FOR many young people playing sport in the county the step-up to senior level can appear daunting.
The competition can widen to take in people from across the country and the world. Education and life pressures also come increasingly into play.
Here, county squash player Nathan Lake, 20, a former European Junior champion now ranked 117th in the world, writes about moving from amateur youth sport to the professional ranks.
WHEN I first picked up a racket, aged nine, I had no intention of trying to take on the world and play for England.
I just enjoyed playing and trying to beat my mates.
It wasn't until I got older that I became more and more obsessed with how to get better.
Starting on a local level, I wanted to become the best in my club and then the county,
I started playing at Old Pats Club where there was a good group of players all of a similar standard which helped us bring each other on.
I started playing events most weekends in order to compete against better players and with this my improvement continued, winning both county and regional titles.
As I got better, my training levels increased and it started to clash with school.
I found it increasingly important to manage my time so that I could do all the training I needed and still get my school work done on time.
However, this was something I never did quite master and quite often school would come second in my list of priorities.
My parents may not like me for saying this, but for me all the extra hours training and travelling around for competitions has been worth it.

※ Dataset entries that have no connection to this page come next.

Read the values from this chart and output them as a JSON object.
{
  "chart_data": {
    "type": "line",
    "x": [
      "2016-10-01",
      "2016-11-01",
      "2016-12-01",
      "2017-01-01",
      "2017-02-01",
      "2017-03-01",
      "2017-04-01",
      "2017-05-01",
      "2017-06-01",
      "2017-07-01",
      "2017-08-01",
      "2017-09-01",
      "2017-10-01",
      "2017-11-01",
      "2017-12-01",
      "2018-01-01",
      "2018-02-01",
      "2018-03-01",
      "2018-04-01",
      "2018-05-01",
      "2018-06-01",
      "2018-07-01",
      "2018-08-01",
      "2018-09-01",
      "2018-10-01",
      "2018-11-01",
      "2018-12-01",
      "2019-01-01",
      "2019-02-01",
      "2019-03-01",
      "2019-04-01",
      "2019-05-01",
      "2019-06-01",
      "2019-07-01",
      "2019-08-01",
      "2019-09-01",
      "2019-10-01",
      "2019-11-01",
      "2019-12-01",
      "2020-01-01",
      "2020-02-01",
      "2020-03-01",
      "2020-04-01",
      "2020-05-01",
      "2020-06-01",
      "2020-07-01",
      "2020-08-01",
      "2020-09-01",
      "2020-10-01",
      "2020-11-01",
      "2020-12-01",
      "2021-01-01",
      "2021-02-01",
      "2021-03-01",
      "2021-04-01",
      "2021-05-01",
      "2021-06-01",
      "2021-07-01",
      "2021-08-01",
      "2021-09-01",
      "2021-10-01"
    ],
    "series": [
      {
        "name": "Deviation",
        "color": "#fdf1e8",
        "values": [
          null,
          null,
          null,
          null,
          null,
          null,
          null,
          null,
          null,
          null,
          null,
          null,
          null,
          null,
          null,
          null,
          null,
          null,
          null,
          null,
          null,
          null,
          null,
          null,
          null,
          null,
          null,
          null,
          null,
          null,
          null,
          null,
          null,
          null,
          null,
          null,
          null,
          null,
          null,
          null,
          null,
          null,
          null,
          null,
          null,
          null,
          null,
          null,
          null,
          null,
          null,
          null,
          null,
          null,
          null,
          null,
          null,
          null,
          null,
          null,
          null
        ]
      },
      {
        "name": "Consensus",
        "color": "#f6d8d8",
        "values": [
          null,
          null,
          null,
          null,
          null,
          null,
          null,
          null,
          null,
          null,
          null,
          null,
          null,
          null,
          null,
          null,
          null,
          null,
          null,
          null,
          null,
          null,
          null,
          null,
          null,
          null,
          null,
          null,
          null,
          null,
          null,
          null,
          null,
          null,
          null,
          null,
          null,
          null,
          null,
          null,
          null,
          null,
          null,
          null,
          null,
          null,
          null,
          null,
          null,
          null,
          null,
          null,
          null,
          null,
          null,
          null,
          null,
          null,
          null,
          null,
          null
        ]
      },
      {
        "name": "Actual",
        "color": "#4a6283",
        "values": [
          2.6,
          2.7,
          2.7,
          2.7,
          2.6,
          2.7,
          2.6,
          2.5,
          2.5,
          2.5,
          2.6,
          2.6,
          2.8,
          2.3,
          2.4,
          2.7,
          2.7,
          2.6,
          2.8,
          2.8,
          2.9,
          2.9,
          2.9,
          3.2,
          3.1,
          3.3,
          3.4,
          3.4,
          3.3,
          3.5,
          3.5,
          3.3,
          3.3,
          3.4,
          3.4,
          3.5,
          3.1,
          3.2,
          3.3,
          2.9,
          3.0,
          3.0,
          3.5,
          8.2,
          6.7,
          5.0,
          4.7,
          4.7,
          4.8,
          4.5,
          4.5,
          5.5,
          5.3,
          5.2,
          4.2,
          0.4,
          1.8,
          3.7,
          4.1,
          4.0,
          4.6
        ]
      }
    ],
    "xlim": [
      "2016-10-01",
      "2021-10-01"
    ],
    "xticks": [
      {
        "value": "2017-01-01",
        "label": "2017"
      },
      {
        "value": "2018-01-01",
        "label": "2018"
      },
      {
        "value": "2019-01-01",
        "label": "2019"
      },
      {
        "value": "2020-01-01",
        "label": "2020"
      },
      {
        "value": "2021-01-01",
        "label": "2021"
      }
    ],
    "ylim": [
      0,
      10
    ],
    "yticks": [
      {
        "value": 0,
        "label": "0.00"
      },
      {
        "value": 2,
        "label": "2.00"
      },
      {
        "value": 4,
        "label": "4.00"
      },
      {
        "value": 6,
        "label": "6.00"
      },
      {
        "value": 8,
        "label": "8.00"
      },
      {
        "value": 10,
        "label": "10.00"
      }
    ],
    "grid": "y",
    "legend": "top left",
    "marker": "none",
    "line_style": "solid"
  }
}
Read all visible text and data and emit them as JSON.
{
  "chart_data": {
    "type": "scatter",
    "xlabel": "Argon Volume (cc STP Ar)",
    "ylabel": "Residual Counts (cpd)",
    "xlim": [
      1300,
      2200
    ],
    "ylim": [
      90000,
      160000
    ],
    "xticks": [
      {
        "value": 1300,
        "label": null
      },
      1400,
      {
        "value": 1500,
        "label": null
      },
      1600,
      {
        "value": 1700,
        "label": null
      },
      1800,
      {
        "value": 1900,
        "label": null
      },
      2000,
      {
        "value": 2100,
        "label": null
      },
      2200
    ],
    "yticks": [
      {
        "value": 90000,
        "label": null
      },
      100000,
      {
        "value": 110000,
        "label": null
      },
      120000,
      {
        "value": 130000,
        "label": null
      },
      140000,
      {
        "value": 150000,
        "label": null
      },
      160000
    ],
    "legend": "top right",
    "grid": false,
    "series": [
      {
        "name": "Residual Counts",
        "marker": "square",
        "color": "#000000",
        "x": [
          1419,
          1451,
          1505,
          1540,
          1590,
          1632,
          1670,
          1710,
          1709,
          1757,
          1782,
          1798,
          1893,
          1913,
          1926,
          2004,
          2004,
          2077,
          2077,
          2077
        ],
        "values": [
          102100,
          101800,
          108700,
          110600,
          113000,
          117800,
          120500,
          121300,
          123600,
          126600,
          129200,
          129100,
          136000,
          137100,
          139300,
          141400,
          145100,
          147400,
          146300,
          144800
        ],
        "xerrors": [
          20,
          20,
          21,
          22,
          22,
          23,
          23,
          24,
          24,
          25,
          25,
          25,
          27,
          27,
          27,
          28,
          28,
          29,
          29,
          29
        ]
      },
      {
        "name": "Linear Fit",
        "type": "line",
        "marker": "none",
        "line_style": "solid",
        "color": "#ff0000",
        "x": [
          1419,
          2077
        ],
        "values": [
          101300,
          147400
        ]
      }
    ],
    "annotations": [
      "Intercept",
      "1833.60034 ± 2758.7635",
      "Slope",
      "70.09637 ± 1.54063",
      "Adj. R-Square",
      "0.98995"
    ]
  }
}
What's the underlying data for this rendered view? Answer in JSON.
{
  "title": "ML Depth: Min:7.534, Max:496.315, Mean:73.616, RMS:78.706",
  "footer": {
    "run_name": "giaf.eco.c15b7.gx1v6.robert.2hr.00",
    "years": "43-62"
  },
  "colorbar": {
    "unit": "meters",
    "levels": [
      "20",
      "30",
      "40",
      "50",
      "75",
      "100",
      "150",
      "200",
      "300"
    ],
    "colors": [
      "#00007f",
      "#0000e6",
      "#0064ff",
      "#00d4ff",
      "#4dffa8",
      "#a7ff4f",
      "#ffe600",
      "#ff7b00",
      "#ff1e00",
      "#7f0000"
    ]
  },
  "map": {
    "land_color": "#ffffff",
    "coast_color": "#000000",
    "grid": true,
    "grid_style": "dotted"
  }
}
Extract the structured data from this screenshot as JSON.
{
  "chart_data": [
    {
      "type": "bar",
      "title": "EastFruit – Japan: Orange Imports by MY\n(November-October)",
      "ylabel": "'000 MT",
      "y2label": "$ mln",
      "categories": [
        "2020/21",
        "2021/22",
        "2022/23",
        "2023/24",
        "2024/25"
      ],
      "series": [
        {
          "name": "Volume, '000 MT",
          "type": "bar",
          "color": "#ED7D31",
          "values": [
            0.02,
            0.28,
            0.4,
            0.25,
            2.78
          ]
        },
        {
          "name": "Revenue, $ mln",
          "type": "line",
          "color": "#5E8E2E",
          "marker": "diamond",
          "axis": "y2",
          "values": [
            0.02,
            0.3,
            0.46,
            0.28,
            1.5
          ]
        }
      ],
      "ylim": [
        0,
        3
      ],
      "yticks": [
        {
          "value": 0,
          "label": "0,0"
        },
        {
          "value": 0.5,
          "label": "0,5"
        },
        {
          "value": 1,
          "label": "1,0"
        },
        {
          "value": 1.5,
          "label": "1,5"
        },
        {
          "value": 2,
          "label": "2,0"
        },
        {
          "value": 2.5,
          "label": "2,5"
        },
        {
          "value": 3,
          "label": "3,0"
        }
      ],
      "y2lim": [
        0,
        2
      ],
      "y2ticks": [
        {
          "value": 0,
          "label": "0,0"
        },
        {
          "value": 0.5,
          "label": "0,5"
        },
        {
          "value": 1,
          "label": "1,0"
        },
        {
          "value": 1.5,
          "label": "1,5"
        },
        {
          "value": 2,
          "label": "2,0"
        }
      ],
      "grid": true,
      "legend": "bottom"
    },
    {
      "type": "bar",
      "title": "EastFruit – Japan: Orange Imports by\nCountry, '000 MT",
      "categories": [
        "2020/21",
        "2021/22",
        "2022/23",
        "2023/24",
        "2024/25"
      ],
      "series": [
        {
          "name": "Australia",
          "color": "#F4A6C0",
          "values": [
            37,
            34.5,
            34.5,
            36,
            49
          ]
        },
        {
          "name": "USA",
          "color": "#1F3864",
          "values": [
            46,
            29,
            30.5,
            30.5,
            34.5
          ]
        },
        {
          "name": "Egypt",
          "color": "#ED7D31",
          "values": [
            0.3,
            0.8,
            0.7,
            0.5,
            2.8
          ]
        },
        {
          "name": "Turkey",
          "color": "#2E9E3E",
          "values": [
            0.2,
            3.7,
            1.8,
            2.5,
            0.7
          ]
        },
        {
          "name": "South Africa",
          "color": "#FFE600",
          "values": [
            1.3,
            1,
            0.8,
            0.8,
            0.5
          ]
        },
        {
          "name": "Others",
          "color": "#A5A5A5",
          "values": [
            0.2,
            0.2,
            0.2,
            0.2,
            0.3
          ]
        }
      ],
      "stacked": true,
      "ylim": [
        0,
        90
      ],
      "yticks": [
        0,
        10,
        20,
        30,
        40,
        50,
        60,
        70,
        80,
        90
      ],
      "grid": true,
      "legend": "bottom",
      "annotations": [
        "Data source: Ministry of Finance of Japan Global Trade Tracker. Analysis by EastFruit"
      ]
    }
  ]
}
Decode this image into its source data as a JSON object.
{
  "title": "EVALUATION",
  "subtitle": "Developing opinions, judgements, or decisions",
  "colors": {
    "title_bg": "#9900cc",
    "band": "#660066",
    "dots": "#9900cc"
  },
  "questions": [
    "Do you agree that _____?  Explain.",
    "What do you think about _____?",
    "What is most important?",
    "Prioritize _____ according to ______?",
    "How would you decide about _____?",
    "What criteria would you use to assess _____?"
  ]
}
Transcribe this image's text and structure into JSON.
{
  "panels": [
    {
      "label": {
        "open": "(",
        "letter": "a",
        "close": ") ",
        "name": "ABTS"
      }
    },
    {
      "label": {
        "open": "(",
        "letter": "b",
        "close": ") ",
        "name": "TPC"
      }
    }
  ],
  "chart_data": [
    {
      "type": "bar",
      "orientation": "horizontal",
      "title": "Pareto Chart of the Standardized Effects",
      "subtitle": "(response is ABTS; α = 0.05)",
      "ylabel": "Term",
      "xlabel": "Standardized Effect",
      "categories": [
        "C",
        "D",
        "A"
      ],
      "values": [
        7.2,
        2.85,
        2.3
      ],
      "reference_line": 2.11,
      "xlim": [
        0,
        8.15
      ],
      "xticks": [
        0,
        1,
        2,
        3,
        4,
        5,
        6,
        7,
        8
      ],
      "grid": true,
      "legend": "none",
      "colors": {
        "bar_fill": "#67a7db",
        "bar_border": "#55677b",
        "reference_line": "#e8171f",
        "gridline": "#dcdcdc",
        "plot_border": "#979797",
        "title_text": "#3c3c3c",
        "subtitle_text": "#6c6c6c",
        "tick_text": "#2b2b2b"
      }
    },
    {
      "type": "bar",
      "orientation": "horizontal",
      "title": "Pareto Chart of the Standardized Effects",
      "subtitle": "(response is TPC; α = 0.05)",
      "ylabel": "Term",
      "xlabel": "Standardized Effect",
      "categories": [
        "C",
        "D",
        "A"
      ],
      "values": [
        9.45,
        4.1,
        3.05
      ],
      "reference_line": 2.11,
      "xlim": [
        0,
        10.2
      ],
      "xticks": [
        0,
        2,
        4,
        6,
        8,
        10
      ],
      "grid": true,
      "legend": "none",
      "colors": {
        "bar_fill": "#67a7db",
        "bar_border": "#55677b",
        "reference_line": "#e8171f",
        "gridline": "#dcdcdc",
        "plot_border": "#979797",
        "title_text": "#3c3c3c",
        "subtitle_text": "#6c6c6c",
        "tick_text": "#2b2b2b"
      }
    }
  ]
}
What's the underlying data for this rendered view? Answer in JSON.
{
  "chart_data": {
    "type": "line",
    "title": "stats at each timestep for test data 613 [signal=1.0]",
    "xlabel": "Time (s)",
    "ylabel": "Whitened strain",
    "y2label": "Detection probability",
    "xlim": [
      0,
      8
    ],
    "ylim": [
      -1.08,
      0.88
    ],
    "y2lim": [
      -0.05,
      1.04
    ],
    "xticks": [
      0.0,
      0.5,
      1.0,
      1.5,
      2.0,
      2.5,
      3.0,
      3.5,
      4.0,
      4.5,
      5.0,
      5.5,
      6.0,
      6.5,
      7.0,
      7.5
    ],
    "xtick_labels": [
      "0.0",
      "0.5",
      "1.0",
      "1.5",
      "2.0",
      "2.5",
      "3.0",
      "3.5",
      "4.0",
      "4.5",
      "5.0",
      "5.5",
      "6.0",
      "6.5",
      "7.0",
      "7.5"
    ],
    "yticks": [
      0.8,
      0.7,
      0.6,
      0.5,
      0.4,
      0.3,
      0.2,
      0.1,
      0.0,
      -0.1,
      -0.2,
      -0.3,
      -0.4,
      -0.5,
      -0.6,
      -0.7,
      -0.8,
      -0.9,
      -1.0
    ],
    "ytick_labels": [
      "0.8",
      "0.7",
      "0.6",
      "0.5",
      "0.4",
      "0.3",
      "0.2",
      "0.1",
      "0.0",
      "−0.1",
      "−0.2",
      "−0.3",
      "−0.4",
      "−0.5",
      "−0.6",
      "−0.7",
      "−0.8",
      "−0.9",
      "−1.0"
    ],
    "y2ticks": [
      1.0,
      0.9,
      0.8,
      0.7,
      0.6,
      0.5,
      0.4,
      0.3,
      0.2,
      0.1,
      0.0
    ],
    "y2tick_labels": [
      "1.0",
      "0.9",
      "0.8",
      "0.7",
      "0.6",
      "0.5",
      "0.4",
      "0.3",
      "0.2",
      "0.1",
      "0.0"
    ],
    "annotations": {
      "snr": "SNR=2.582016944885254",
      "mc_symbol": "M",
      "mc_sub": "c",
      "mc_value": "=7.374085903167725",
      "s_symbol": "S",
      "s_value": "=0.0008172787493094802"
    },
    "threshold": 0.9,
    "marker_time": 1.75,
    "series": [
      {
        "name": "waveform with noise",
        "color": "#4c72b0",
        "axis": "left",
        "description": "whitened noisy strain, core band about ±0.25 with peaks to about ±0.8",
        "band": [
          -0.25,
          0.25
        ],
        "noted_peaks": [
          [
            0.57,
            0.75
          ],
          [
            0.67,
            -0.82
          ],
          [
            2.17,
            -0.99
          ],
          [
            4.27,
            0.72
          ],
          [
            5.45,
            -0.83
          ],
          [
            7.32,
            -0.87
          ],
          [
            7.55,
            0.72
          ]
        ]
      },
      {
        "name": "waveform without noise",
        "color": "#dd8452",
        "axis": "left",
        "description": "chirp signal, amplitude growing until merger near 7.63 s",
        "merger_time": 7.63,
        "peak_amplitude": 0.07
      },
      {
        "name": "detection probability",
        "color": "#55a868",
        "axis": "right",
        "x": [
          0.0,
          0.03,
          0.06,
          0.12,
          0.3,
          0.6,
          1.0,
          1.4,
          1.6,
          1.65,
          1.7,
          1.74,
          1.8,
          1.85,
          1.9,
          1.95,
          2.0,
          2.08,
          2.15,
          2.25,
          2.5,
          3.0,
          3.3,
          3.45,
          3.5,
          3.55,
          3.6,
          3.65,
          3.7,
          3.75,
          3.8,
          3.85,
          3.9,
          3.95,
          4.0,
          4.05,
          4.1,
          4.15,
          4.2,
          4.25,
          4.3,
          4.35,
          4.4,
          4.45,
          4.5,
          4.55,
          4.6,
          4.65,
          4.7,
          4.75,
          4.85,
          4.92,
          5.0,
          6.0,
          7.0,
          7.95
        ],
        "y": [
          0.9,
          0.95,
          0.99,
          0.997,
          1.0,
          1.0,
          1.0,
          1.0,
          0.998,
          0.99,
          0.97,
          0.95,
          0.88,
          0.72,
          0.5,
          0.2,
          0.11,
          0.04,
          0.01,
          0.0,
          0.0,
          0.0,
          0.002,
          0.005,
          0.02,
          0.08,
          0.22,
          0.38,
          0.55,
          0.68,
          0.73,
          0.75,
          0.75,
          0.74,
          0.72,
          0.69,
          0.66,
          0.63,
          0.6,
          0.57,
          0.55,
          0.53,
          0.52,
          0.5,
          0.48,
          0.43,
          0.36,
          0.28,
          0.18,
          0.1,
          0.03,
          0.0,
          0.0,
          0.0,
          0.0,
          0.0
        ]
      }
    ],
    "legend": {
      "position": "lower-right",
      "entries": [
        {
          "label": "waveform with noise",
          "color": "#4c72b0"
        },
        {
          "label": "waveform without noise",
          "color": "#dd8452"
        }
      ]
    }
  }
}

I have been fortunate to play for, and captain, my country, travelling the world doing something I love and going to places I never would have been without squash. For example, I played in the two World Junior Championships, the first in India then in Ecuador.
But behind every successful sportsman or women there is a team of support that without which everything would fall apart.
My family has played a massive part in my development, driving me to and from training every day and travelling to league matches late at night, coaches who show belief in you and help guide you in making the most of your potential, and, last but by no means least, sponsors.
Especially at the start of your career, it is hard for an athlete to make money so sponsors' help is massively important.
My club East Glos have been fantastic with their support, Nutrition X are a recent addition to the team helping me make the most of my training.
Also, the University of Gloucestershire allow me to use their fantastic facilities.
Although sports is tough and very frustrating at times, on the whole it is a fantastic ride, meeting great new people and having that feeling of achievement – however great or small!